Humber, a 33-year-old non-roster invitee in camp on a Minor League deal, knows the devastating highs and wretched lows the game of baseball can bring.
Humber has lived it.
It was only four short years ago when Humber tossed a perfect game pitching for the White Sox. It was seven shorter months ago when he was released by a team in Korea, sent home to ponder if he had thrown his last pitch.
"People on the outside might think I'm past my prime or he has to hurry up and do something, but in the long run, it's just living each day. It's taken awhile for me to get to that point," Humber said, standing in front of his locker.
"When you're not having the kind of success you want or have worked for, that's frustrating. But if you can take the time to learn from those failures, it helps you become a better man and, hopefully, a better pitcher."
Humber said he doesn't think or talk about the perfect game in Seattle on April 21, 2012, that much, though not by design. He's not trying to run from it. Why would he? It's a marvelous feat that has only been accomplished 23 times in the history of the game.
It's that Humber won't let that day define him and who he is.
"He's had a clear high that very few in the game have ever experienced and he's battled through some other things," said Padres manager Andy Green.
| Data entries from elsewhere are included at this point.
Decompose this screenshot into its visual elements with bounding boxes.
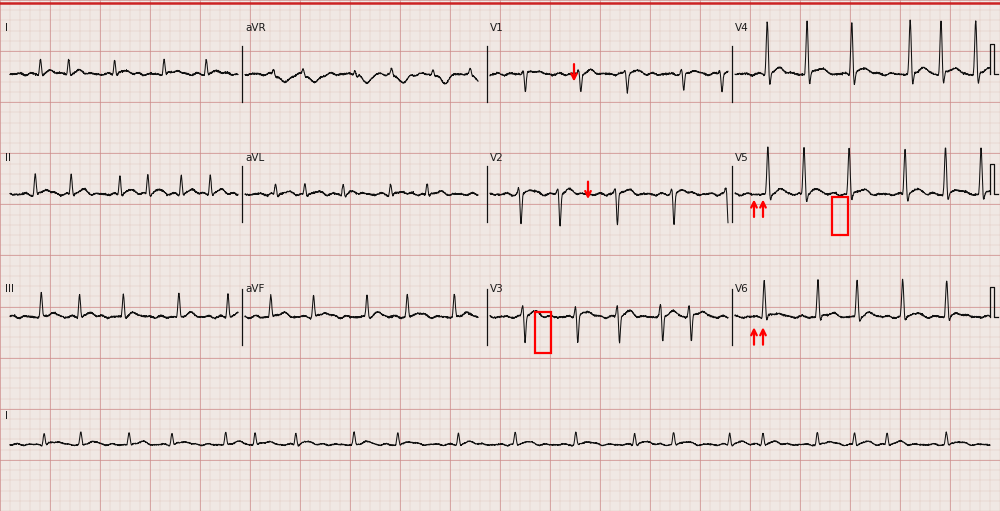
Bar [535,312,551,353]
Text: V3: V3 [490,284,504,294]
Text: aVF: aVF [245,284,264,294]
Text: I: I [5,23,8,33]
Text: III: III [5,284,14,294]
Bar [832,197,848,235]
Text: V5: V5 [735,153,749,164]
Text: V6: V6 [735,284,749,294]
Text: V4: V4 [735,23,749,33]
Text: aVL: aVL [245,153,264,164]
Text: V1: V1 [490,23,504,33]
Text: V2: V2 [490,153,504,164]
Text: I: I [5,411,8,422]
Text: aVR: aVR [245,23,266,33]
Text: II: II [5,153,11,164]
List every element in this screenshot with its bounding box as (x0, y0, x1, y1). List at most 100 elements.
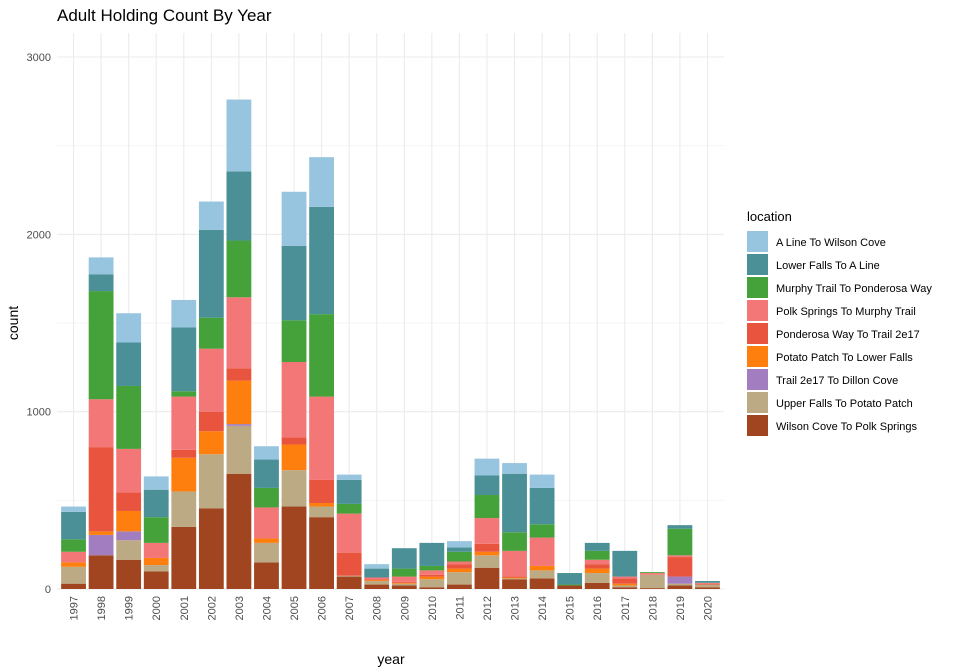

The "other things" occurred to Humber after his perfect game, as he posted a 6.44 ERA in 2012 with the White Sox. He signed a free-agent deal with the Astros in 2013, tallying a 7.90 ERA in 17 games. He hasn't pitched in the big leagues since.
Last year, Humber began the season pitching in Korea. He took his wife, Kristan, and their 3-year-old son, John, to South Korea. They had the times of their lives -- with one caveat.
"It was nothing I had ever planned on doing. If you asked me a few years ago if I would be pitching in South Korea, I obviously would have said no," Humber said.
"I had a great time. It was fun to go to a different place and learn what it's like to be an outsider and how to adapt. It was a growing experience for us as a family. The only thing is I didn't pitch well."
Humber had a 6.75 ERA pitching for Kia and was released. The family returned to Texas where he contemplated going back to school. He decided he was in shape and healthy and to give it another go. He pitched in the Dominican Winter League, which is where the Padres saw him. In November, he signed a Minor League deal.
Today, Humber is in camp, a long shot to crack a rotation with only two vacancies, not that this bothers him in the least. Not from where he's been, what he's gone through.
"A lot has happened, some ups and some downs," Humber said. "I used to think there was a certain way your career has to go or it's not working. But now I look at it as you just take one day at a time. It's a constant process."